Sin embargo, el carácter de "Cámara de representación territorial" del Senado se refiere fundamentalmente al peculiar sistema de elección de sus miembros. La representación senatorial está vinculada a las unidades jurídico-administrativas ideadas en 1833 por Javier de Burgos, de forma tal que cada provincia tiene derecho, con independencia del número de sus habitantes, a cuatro senadores. Las diferencias demográficas, a finales del siglo XX, entre las provincias industrializadas y las provincias castigadas por la emigración hacen, por ejemplo, que la representación en el Senado de un soriano equivalga a la de 51 barceloneses. De añadidura, Ceuta y Melilla eligen, cada una, a dos senadores, mientras que las provincias insulares se benefician de un régimen especial que individualiza a las islas mayores y menores de los archipiélagos balear y canario. En las elecciones al Senado, por lo demás, se aplica un sistema mayoritario corregido, que concede al partido dominante la posibilidad de convertir en desahogada mayoría absoluta de escaños una votación popular situada muy por debajo del 50%. No parece demasiado malicioso suponer que las Cortes Constituyentes concibieron el procedimiento como una manera de potenciar los votos procedentes de los territorios rurales frente a los sufragios de las zonas industrializadas, a fin de sobrerrepresentar a las corrientes de opinión mas conservadoras. Este sistema electoral ofrece, en cambio, la ventaja de que los ciudadanos no están condicionados por las listas bloqueadas y cerradas sino que pueden escoger, a su libre voluntad, a los candidatos. Aparte de los senadores elegidos directamente por los votantes, las Comunidades Autónomas tienen derecho a designar a un senador y a otro más por cada millón de habitantes.

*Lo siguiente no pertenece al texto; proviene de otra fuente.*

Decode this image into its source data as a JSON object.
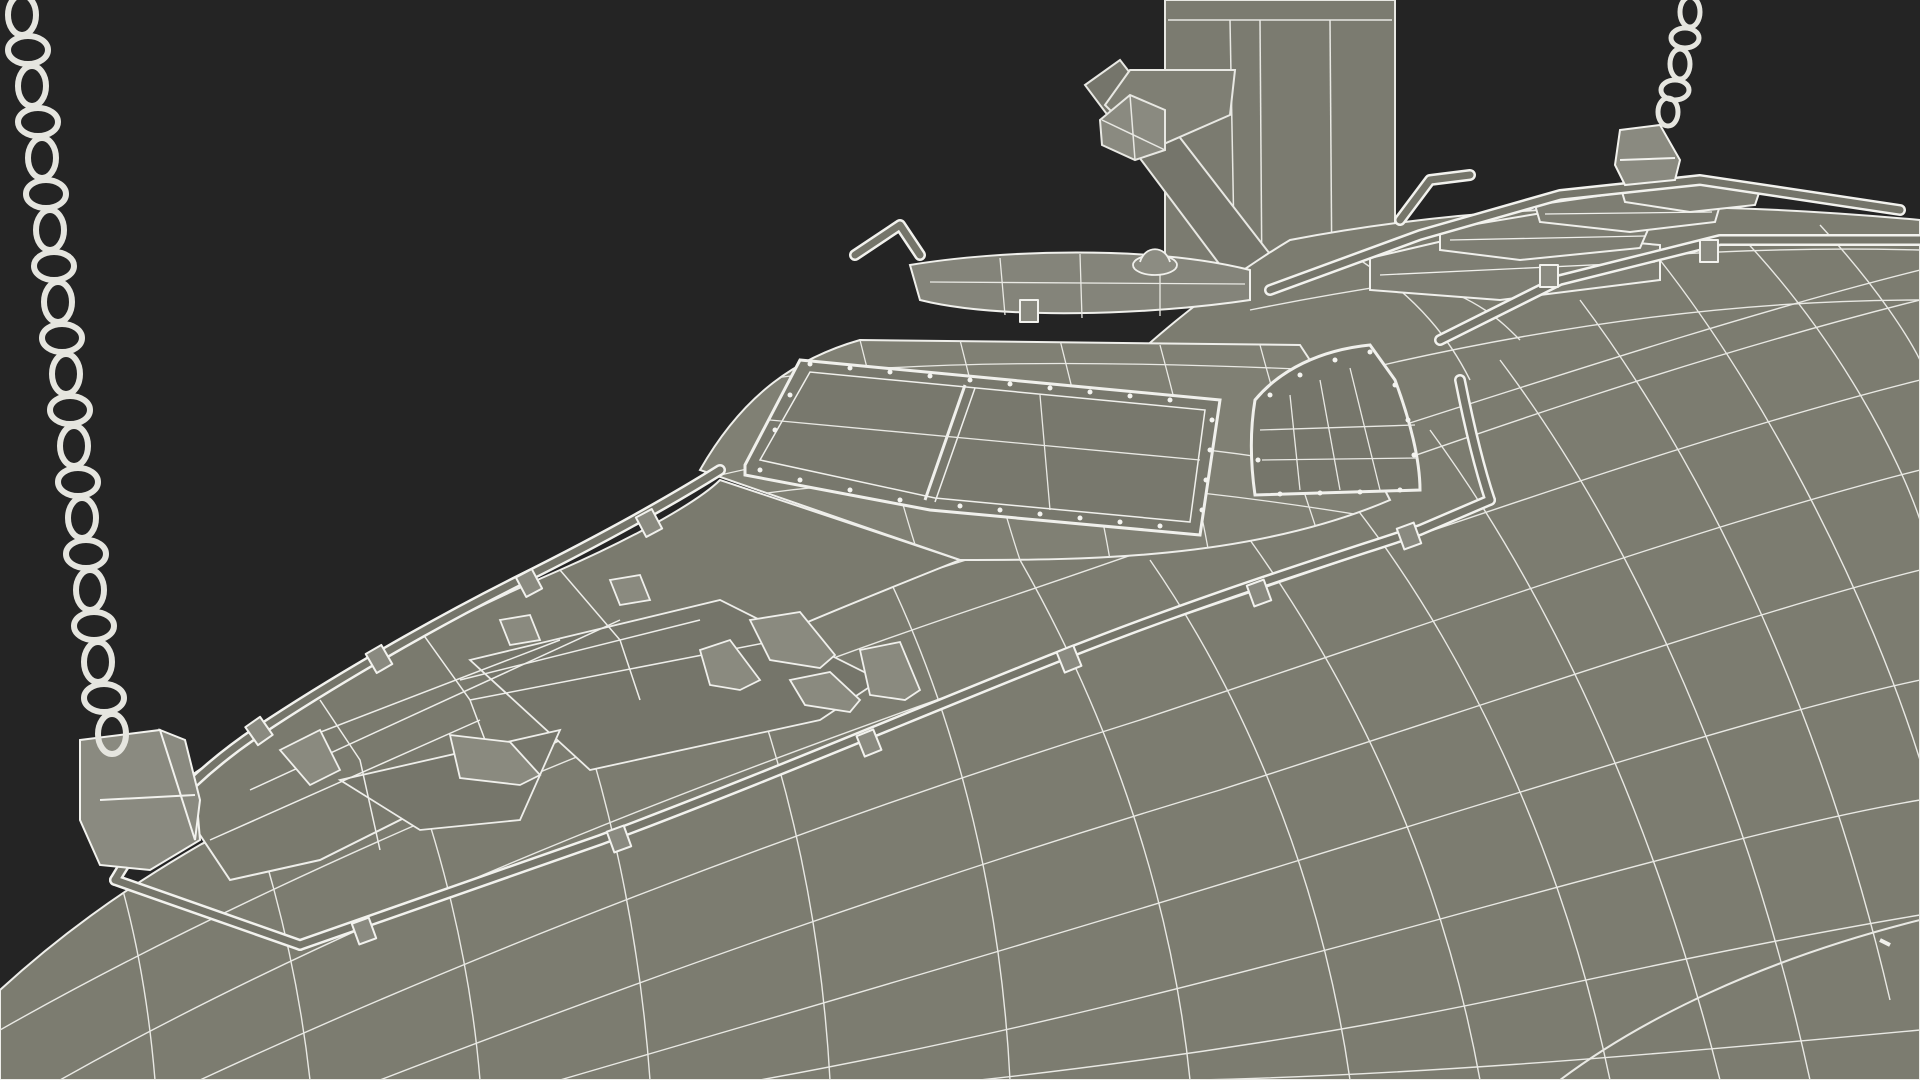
{
  "viewport": {
    "background_color": "#242424",
    "mesh_fill_color": "#7c7c70",
    "mesh_fill_dark_color": "#6c6c61",
    "wire_color": "#eeeeea",
    "render_mode": "wireframe-on-shaded",
    "subject": "hanging-capsule-with-chains"
  }
}
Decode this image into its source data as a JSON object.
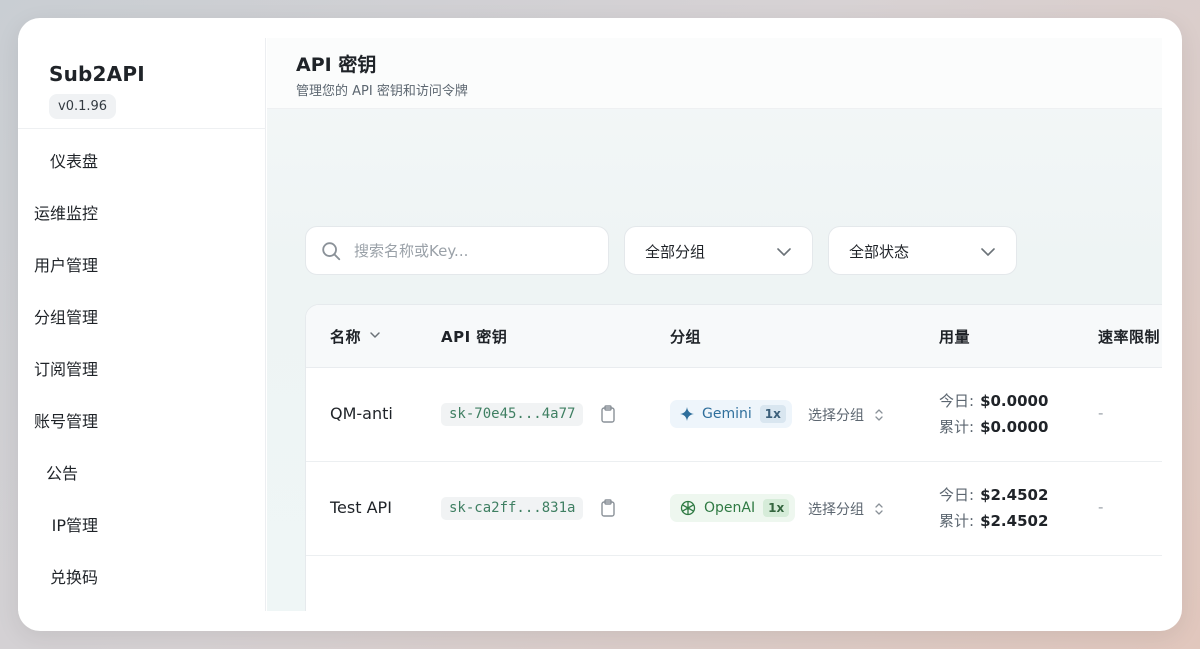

Pero la territorialidad del Senado no puede limitarse a sus orígenes sino que debe extenderse a sus debates y funciones. Cuando el mapa autonómico se consolide y las instituciones de autogobierno se pongan definitivamente en marcha, las Cortes Generales, compuestas por el Congreso y el Senado, tendrán que plantearse seriamente el procedimiento para que la Cámara de representación territorial ocupe el lugar que le corresponde en un diseño estatal a mitad de camino entre el unitarismo y el federalismo. Un sistema bicameral no debería servir ni para frenar a la Cámara predominante -en este caso el Congreso- en caso de conflicto con la Cámara subalterna, ni para repetir inútilmente la tramitación de las leyes cuando ambas Cámaras se hallan controladas por el mismo partido. Si las mayorías son semejantes, el Senado es una duplicación inútil del Congreso; y si son sensiblemente diferentes, la Cámara alta tan sólo sirve para entorpecer y retrasar los trabajos de la Cámara baja. Un sistema constitucional no precisa necesariamente, por lo demás, de reformas legales para ajustar el funcionamiento de sus instituciones a nuevas o imprevistas exigencias sino que se halla en condiciones de satisfacer esas demandas mediante usos parlamentarios. A los gobernantes, diputados y senadores corresponde encontrar las fórmulas adecuadas para esa vigorización de la Cámara alta que la España de las Autonomías necesita.